🤖 AI Summary
This work addresses the highly ill-posed problem of 3D pose estimation for surgical suturing needles under monocular endoscopic views, where depth ambiguity and rotational symmetry severely hinder accuracy. To tackle this challenge, the authors propose a probabilistic variational inference framework that fuses monocular observations with robotic grasping constraints. The approach explicitly models and maintains multimodal pose uncertainty through an analytically tractable geometric likelihood with closed-form Jacobians, Stein variational Newton updates, Gauss–Newton preconditioning, and kernel-based repulsion mechanisms, thereby avoiding premature convergence to incorrect modes. Experimental results on real-world data demonstrate significant improvements, reducing translational and rotational errors to 1.00 mm (↓80%) and 13.80° (↓78%), respectively. Moreover, the method exhibits robust tracking performance under occlusion, achieving average errors of 1.34 mm and 19.18°.
📝 Abstract
Reliable estimation of surgical needle 3D position and orientation is essential for autonomous robotic suturing, yet existing methods operate almost exclusively under stereoscopic vision.

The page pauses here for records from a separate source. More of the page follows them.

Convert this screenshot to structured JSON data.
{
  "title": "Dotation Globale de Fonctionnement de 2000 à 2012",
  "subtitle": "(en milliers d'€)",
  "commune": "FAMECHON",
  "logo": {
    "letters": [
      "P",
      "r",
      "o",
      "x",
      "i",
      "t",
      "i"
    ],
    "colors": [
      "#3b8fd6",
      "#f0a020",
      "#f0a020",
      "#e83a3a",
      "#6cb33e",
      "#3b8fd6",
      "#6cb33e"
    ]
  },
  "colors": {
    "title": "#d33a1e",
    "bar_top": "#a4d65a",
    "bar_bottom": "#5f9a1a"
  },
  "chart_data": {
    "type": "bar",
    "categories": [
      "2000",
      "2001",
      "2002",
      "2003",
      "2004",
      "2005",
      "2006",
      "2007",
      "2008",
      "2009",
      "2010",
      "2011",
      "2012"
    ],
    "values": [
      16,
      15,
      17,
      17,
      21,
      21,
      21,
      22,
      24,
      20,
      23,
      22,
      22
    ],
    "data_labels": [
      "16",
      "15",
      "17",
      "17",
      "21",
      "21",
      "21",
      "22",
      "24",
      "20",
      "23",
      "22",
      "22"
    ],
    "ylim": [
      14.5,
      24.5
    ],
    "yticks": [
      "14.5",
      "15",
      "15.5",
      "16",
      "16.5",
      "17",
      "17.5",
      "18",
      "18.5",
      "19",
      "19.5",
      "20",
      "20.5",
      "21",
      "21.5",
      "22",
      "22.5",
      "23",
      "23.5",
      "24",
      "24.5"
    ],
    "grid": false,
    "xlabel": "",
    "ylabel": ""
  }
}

In monocular endoscopic settings, common in transendoscopic and intraluminal procedures, depth ambiguity and rotational symmetry render needle pose estimation inherently ill-posed, producing a multimodal distribution over feasible configurations, rather than a single, well-grounded estimate. We present PinPoint, a probabilistic variational inference framework that treats this ambiguity directly, maintaining a distribution of pose hypotheses rather than suppressing it. PinPoint combines monocular image observations with robot-grasp constraints through analytical geometric likelihoods with closed-form Jacobians. This framework enables efficient Gauss-Newton preconditioning in a Stein Variational Newton inference, where second-order particle transport deterministically moves particles toward high-probability regions while kernel-based repulsion preserves diversity in the multimodal structure. On real needle-tracking sequences, PinPoint reduces mean translational error by 80% (down to 1.00 mm) and rotational error by 78% (down to 13.80°) relative to a particle-filter baseline, with substantially better-calibrated uncertainty. On induced-rotation sequences, where monocular ambiguity is most severe, PinPoint maintains a bimodal posterior 84% of the time, almost three times the rate of the particle filter baseline, correctly preserving the alternative hypothesis rather than committing prematurely to one mode. Suturing experiments in ex vivo tissue demonstrate stable tracking through intermittent occlusion, with average errors during occlusion of 1.34 mm in translation and 19.18° in rotation, even when the needle is fully embedded.